High-dose IVIg therapy is an effective alternative-treatment modality in patients with PV, who require systemic corticosteroids. High-dose IVIg therapy decreases serum levels of autoantibodies rapidly and selectively [15]. Possible mechanisms of action include 1) IVIg blocks the synthesis of pathogenic autoantibodies, 2) IVIg preparation contains blocking factors to inactivate the reactivity of autoantibodies, such as anti-id antibodies, 3) IVIg increases catabolism of autoantibodies [4]. 4) IVIg has a corticosteroid-sparing effect [16] and less adverse effects [17]. In contrast, plasmapheresis physically removes circulating antibodies, including anti-Dsg antibodies. Although IVIg therapy itself also works similarly to plasmapheresis in terms of the reduction of autoantibodies, the combination of DFPP and IVIg appears to have a major advantage that almost all the patient Igs, including pemphigus antibodies, are removed and Igs that do not contain pemphigus antibodies, are refilled, resulting in a selective depletion of the pemphigus antibody [18]. This is the first case report of PV in which high-dose IVIg associated with plasmapheresis (DFPP in the present case) protracted remission of PV blistering by preventing the feedback rebound of pathogenic PV-IgG synthesis.
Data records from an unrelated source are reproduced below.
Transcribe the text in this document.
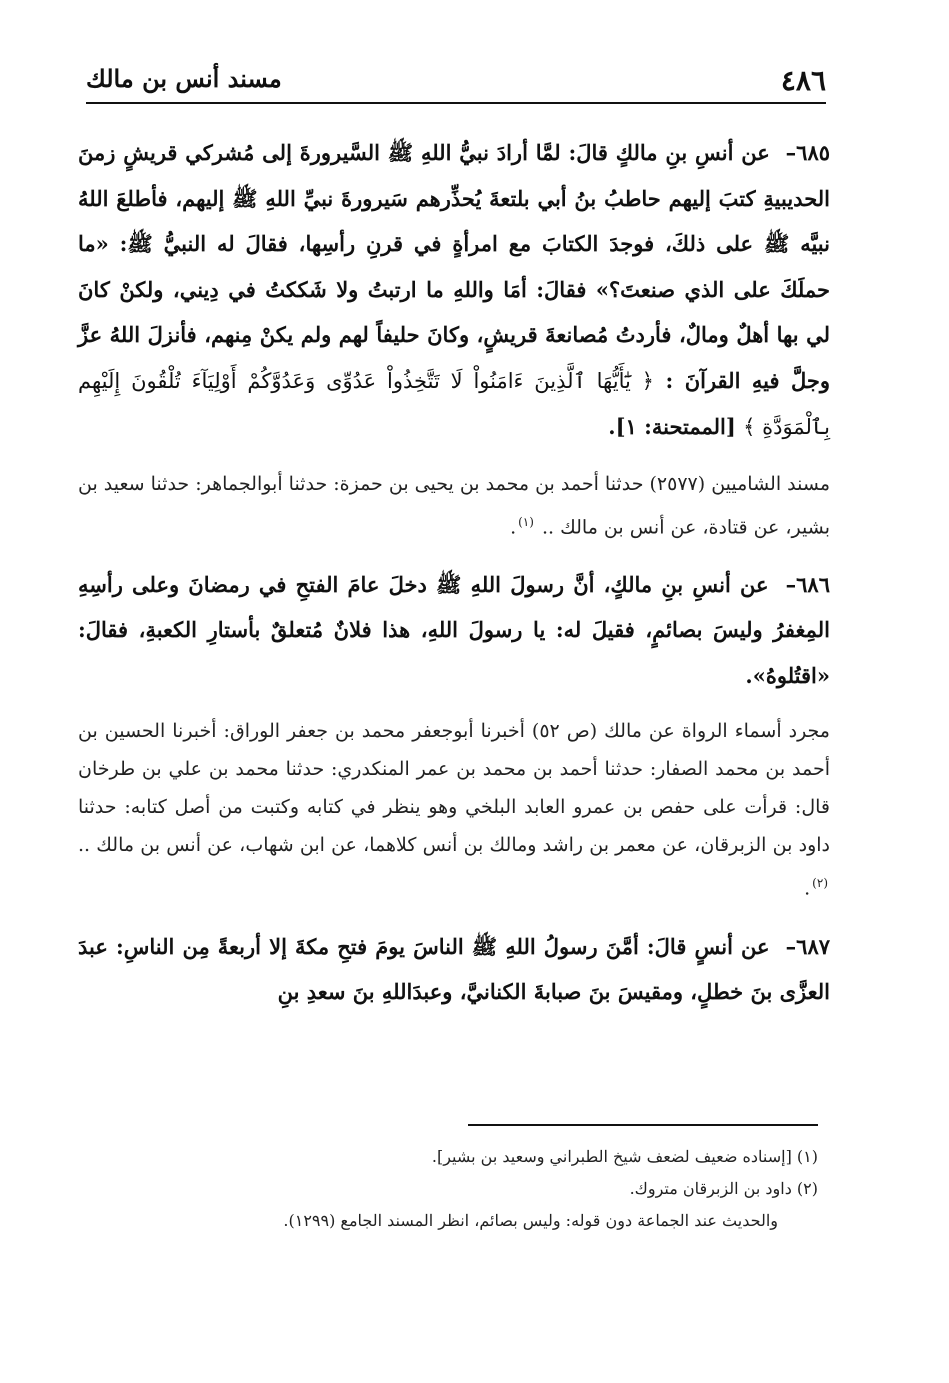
٤٨٦
مسند أنس بن مالك

٦٨٥– عن أنسِ بنِ مالكٍ قالَ: لمَّا أرادَ نبيُّ اللهِ ﷺ السَّيرورةَ إلى مُشركي قريشٍ زمنَ الحديبيةِ كتبَ إليهم حاطبُ بنُ أبي بلتعةَ يُحذِّرهم سَيرورةَ نبيِّ اللهِ ﷺ إليهم، فأطلعَ اللهُ نبيَّه ﷺ على ذلكَ، فوجدَ الكتابَ مع امرأةٍ في قرنِ رأسِها، فقالَ له النبيُّ ﷺ: «ما حملَكَ على الذي صنعتَ؟» فقالَ: أمَا واللهِ ما ارتبتُ ولا شَككتُ في دِيني، ولكنْ كانَ لي بها أهلٌ ومالٌ، فأردتُ مُصانعةَ قريشٍ، وكانَ حليفاً لهم ولم يكنْ مِنهم، فأنزلَ اللهُ عزَّ وجلَّ فيهِ القرآنَ : ﴿ يَٰٓأَيُّهَا ٱلَّذِينَ ءَامَنُواْ لَا تَتَّخِذُواْ عَدُوِّى وَعَدُوَّكُمْ أَوْلِيَآءَ تُلْقُونَ إِلَيْهِم بِٱلْمَوَدَّةِ ﴾ [الممتحنة: ١].

مسند الشاميين (٢٥٧٧) حدثنا أحمد بن محمد بن يحيى بن حمزة: حدثنا أبوالجماهر: حدثنا سعيد بن بشير، عن قتادة، عن أنس بن مالك .. $^{(١)}$.

٦٨٦– عن أنسِ بنِ مالكٍ، أنَّ رسولَ اللهِ ﷺ دخلَ عامَ الفتحِ في رمضانَ وعلى رأسِهِ المِغفرُ وليسَ بصائمٍ، فقيلَ له: يا رسولَ اللهِ، هذا فلانٌ مُتعلقٌ بأستارِ الكعبةِ، فقالَ: «اقتُلوهُ».

مجرد أسماء الرواة عن مالك (ص ٥٢) أخبرنا أبوجعفر محمد بن جعفر الوراق: أخبرنا الحسين بن أحمد بن محمد الصفار: حدثنا أحمد بن محمد بن عمر المنكدري: حدثنا محمد بن علي بن طرخان قال: قرأت على حفص بن عمرو العابد البلخي وهو ينظر في كتابه وكتبت من أصل كتابه: حدثنا داود بن الزبرقان، عن معمر بن راشد ومالك بن أنس كلاهما، عن ابن شهاب، عن أنس بن مالك .. $^{(٢)}$.

٦٨٧– عن أنسٍ قالَ: أمَّنَ رسولُ اللهِ ﷺ الناسَ يومَ فتحِ مكةَ إلا أربعةً مِن الناسِ: عبدَ العزَّى بنَ خطلٍ، ومقيسَ بنَ صبابةَ الكنانيَّ، وعبدَاللهِ بنَ سعدِ بنِ

(١) [إسناده ضعيف لضعف شيخ الطبراني وسعيد بن بشير].

(٢) داود بن الزبرقان متروك.

والحديث عند الجماعة دون قوله: وليس بصائم، انظر المسند الجامع (١٢٩٩).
The present case also confirmed that weekly ELISA examination is valuable in evaluating the relationship between antibody clearance and clinical improvement in pemphigus patients with anti-Dsg1 and anti-Dsg3 antibodies. The clinical improvement trends roughly paralleled the reductions in Dsg1 and Dsg3 ELISA values.

Conclusion

Combination therapy of DFPP with high-dose IVIg was effective for pathogenic PV-IgG removal and the prevention of feedback rebound increases in pathogenic PV-IgG, leading to a long-term amelioration of clinical blistering in the present case.

Acknowledgements

This work was supported by Grants-in-Aid for Scientific Research from the Ministry of Education, Culture, Sports, Science and Technology of Japan, the Health and Labour Sciences Research Grants for Research on Measures for Intractable Disease, and the Ministry of Health, Labour and Welfare of Japan. There is no conflict of interest.